In his extensive car time, he noticed that one of the front light bulbs had gone so he wrestled with replacing it and while he was doing so, our neighbour who does haulage and van hire, saw him and hoved up to help (our neighbour has a pretty accurate understanding of our technical abilities).
Later that day as Mr. Waffle was, yet again, enjoying the delights of the Dublin ring road (the unlovely M50), the funny noise reached a crescendo and it turned out a tyre had gone. He pulled in and called our insurance (he discovered that the jack would go just high enough to remove the old tyre but not high enough to put on the spare – a truly terrific spot to discover this). A young woman from Northern Ireland dispatched a tow truck and he sat forlornly on the verge (he felt sitting in the car might put unwarranted pressure on the jack) as cars whizzed past. Very quickly a tow truck came up – not from the insurers but from the M50 authorities who have their own people prowling the ring road on the alert for anything which might cause a delay. They fixed the tyre in about 2 minutes and Mr. Waffle was able to step down the Northern Ireland tow truck. On one level, how impressive. On another, still doesn’t work as the M50 doubles as Ireland’s largest car park most of the time.

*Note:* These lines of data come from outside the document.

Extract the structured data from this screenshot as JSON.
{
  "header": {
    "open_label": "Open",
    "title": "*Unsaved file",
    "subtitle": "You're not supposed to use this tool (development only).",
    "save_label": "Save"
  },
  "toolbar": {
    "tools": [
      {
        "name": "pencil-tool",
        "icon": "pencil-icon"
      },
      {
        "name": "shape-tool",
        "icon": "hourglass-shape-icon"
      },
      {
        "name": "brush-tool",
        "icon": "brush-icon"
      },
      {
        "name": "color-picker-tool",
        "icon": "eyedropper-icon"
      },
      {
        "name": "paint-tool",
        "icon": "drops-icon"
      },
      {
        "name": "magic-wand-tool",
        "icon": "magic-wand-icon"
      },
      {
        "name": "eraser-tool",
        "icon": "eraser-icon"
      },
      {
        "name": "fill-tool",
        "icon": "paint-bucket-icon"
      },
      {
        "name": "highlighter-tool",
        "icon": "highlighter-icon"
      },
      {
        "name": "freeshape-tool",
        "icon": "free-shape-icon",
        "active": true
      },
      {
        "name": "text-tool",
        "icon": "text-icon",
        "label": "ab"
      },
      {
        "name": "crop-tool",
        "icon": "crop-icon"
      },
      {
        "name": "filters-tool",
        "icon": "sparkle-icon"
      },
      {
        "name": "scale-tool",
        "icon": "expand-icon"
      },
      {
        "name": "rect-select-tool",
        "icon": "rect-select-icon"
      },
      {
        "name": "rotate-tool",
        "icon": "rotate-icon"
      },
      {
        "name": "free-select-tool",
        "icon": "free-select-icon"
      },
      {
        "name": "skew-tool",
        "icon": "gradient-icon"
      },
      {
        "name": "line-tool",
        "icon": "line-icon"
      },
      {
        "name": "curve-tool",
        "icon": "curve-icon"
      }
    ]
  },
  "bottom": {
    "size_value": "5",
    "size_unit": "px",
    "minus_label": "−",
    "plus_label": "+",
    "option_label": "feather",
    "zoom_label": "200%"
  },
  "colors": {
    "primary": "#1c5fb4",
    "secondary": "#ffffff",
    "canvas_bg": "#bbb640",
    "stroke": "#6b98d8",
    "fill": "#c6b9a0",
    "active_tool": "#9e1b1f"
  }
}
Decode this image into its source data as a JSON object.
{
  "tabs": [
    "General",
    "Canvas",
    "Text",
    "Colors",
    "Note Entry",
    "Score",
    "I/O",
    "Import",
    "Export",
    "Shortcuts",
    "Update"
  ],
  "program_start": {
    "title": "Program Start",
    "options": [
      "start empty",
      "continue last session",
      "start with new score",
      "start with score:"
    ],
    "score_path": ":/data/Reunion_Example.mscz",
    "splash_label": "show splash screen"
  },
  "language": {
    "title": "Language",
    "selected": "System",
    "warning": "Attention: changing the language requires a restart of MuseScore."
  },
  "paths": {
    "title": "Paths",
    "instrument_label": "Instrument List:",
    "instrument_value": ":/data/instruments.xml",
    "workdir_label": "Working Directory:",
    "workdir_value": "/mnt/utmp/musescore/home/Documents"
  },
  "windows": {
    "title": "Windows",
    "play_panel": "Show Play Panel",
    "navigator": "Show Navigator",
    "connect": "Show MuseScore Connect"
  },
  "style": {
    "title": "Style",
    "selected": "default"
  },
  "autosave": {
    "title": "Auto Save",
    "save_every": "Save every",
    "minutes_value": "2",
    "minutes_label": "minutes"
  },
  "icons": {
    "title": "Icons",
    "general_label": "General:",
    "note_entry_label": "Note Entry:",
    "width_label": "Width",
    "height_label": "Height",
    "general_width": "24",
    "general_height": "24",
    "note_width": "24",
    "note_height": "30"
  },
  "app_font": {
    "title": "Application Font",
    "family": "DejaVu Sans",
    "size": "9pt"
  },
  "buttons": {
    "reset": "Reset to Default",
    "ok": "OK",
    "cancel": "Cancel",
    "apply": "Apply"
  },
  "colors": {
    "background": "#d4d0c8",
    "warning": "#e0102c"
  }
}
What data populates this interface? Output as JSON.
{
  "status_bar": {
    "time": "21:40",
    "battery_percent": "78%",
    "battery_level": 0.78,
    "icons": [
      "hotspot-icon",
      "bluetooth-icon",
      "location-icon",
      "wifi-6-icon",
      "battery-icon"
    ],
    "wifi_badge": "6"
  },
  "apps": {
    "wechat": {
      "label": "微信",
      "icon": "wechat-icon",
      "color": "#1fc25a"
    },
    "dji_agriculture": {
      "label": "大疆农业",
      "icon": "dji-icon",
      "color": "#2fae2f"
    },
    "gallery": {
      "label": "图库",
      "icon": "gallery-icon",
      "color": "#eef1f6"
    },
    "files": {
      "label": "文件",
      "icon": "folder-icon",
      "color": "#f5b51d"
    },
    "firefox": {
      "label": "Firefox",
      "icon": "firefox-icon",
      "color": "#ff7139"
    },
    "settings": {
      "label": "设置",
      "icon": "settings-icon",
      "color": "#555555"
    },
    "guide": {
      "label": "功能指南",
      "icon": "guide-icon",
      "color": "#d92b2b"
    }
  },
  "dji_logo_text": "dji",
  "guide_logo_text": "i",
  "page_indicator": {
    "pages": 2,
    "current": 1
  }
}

Anyhow, he limped home, a bit put out. As he parked the car outside the house, the neighbour from across the road turned up and said, “Hasn’t been a great day for you and the car has it?” It transpired that he had passed Mr. Waffle sitting on the grass verge on the M50. “I couldn’t stop, as I was transporting whiskey,” he explained. Who even knew there were special rules for transporting spirits? Anyhow I suppose Mr. Waffle was amply supported by others. On the other hand, our neighbour’s already poor perception of our technical abilities has fallen even further with the story of the jack. Alas.
Also the wretched car failed its NCT last week. Apparently, irony, it has the wrong kind of tyres.